The Supreme Court of Texas ("Court") recently held that a liquidated damages provision in a contract for renewable energy was unenforceable because it operated as a penalty without having any reasonable relationship to actual damages.1

In 2000, FPL Energy, LLC, a predecessor of NextEra Energy, Inc. ("FPL"), contracted with Luminant Energy Company, LLC ("Luminant") to sell electricity and renewable energy credits ("RECs") generated by three of FPL's wind farms. FPL fell behind in its contractual commitment to deliver stated quantities of electricity and RECs as a result of grid congestion and curtailment by the state regulators. With respect to REC deliveries, FPL failed to deliver 580,000 RECs to Luminant over a period of four years. Under the parties' contract, if FPL failed to deliver RECs, then FPL would owe a liquidated damages payment to Luminant equal to (i) the deficiency of RECs, multiplied by (ii) the lesser of $50 per REC or twice the annual average market value of a REC as determined by the Public Utility Commission of Texas ("PUCT"). At the time Luminant calculated the liquidated damages payment allegedly owed by FPL, the PUCT declined Luminant's request for a REC market value determination. As a result, Luminant based its liquidated damages calculation on the $50 per REC metric and claimed that FPL owed damages equal to $29 million.

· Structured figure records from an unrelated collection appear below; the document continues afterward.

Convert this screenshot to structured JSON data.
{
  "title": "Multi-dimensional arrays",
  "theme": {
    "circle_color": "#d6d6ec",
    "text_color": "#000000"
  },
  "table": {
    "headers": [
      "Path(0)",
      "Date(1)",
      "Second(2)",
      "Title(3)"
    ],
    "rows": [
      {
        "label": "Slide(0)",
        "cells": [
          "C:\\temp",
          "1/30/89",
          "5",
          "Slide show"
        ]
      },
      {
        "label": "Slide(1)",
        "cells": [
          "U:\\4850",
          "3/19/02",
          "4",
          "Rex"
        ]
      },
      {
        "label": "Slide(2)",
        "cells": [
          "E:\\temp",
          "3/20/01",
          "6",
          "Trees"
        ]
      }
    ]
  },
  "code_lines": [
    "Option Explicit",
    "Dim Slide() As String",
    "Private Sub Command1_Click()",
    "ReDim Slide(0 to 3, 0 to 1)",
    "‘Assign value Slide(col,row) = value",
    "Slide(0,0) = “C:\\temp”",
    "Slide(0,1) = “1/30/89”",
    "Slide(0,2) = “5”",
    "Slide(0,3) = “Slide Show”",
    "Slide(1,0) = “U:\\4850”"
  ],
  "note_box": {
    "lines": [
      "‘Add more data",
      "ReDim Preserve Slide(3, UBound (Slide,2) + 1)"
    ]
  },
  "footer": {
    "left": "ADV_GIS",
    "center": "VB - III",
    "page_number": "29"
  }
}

Despite the uncertainty surrounding the correct market value of the RECs, the Court held that Luminant's approach strayed too far from the standard of a reasonable calculation of damages. According to the Court, if "liquidated damage provisions operate with no rational relationship to actual damages, thus rendering the provisions unreasonable in light of actual damages, they are unenforceable."2 The Court noted that the market rate for RECs at the time of FPL's under-deliveries fluctuated between $4 and $14 per REC. If these values were doubled according to the liquidated damages provision in the parties' contract, this would have yielded a range of $8-$28 per REC instead of the $50 per REC used in Luminant's calculations.

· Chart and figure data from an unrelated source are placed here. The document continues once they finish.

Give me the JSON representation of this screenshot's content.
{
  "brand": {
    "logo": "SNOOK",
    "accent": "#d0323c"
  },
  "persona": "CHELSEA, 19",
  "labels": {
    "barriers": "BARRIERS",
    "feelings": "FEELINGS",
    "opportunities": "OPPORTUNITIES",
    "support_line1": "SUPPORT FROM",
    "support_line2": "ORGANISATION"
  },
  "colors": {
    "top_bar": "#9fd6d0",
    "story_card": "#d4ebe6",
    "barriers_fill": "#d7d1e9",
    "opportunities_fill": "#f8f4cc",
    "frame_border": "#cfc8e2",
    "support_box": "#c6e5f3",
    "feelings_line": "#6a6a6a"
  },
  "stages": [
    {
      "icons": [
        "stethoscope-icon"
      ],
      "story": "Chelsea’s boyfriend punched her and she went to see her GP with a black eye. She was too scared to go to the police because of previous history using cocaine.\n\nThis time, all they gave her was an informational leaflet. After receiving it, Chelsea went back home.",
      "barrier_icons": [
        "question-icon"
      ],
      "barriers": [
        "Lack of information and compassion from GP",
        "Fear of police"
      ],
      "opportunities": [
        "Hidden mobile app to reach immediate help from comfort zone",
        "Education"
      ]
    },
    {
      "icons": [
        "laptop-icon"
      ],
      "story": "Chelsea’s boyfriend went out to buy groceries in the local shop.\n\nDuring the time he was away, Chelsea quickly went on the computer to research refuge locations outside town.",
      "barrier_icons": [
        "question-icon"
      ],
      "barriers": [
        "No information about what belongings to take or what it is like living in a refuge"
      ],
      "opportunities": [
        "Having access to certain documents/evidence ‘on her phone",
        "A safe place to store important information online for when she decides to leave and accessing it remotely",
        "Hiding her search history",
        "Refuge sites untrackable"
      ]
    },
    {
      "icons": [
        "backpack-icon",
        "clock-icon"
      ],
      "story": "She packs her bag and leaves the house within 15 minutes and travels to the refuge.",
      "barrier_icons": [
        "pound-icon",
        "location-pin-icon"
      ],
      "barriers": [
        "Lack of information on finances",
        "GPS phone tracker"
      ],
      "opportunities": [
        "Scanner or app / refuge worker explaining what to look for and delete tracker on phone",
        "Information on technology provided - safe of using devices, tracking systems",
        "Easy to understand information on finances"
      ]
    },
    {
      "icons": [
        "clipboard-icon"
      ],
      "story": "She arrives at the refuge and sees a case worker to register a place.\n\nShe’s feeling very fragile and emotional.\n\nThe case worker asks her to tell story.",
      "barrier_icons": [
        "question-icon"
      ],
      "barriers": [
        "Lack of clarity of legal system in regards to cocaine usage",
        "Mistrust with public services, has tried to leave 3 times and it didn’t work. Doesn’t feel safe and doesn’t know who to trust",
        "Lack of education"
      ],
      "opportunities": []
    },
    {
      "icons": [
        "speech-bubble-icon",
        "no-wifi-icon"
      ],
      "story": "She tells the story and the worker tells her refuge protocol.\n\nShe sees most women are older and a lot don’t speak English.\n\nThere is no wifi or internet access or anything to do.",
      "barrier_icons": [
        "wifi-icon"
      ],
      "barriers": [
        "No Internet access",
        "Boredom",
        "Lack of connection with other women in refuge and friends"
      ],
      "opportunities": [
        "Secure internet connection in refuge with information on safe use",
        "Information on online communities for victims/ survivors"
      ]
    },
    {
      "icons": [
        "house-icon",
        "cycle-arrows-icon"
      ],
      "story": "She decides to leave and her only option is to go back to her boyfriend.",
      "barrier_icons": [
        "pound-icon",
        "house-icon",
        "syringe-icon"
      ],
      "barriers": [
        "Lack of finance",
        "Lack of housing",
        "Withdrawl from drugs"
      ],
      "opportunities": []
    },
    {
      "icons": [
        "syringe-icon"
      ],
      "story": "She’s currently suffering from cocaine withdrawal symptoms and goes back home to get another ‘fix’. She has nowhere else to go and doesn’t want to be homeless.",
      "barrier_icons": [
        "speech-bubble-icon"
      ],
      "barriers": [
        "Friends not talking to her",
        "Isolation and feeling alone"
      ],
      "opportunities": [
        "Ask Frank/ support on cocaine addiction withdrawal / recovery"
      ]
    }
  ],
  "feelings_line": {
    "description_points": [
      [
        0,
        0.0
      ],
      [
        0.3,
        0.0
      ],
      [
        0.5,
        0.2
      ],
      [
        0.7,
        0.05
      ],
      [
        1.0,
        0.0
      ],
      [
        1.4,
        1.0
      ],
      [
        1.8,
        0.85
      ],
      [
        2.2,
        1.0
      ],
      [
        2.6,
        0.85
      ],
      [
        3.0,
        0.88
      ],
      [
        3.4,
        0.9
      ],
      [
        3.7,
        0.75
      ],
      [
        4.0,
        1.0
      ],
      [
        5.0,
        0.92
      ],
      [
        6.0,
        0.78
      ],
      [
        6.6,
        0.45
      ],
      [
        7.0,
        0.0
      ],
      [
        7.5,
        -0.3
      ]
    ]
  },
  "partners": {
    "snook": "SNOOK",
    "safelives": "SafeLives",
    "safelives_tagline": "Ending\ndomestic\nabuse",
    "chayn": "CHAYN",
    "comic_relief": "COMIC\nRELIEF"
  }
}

The FPL decision serves as a reminder that parties should be cautious when drafting liquidated damages provisions to ensure that (i) the market price used to calculate the damages will be readily ascertainable, and (ii) the liquidated damages include a fair market mechanism that will not be construed as a penalty payment.

Footnotes

1. FPL Energy, LLC v. TXU Portfolio Mgmt. Co., L.P., No. 11-0050 (Tex. Mar. 21, 2014).

2. Id. at 24.

This article is presented for informational purposes only and is not intended to constitute legal advice.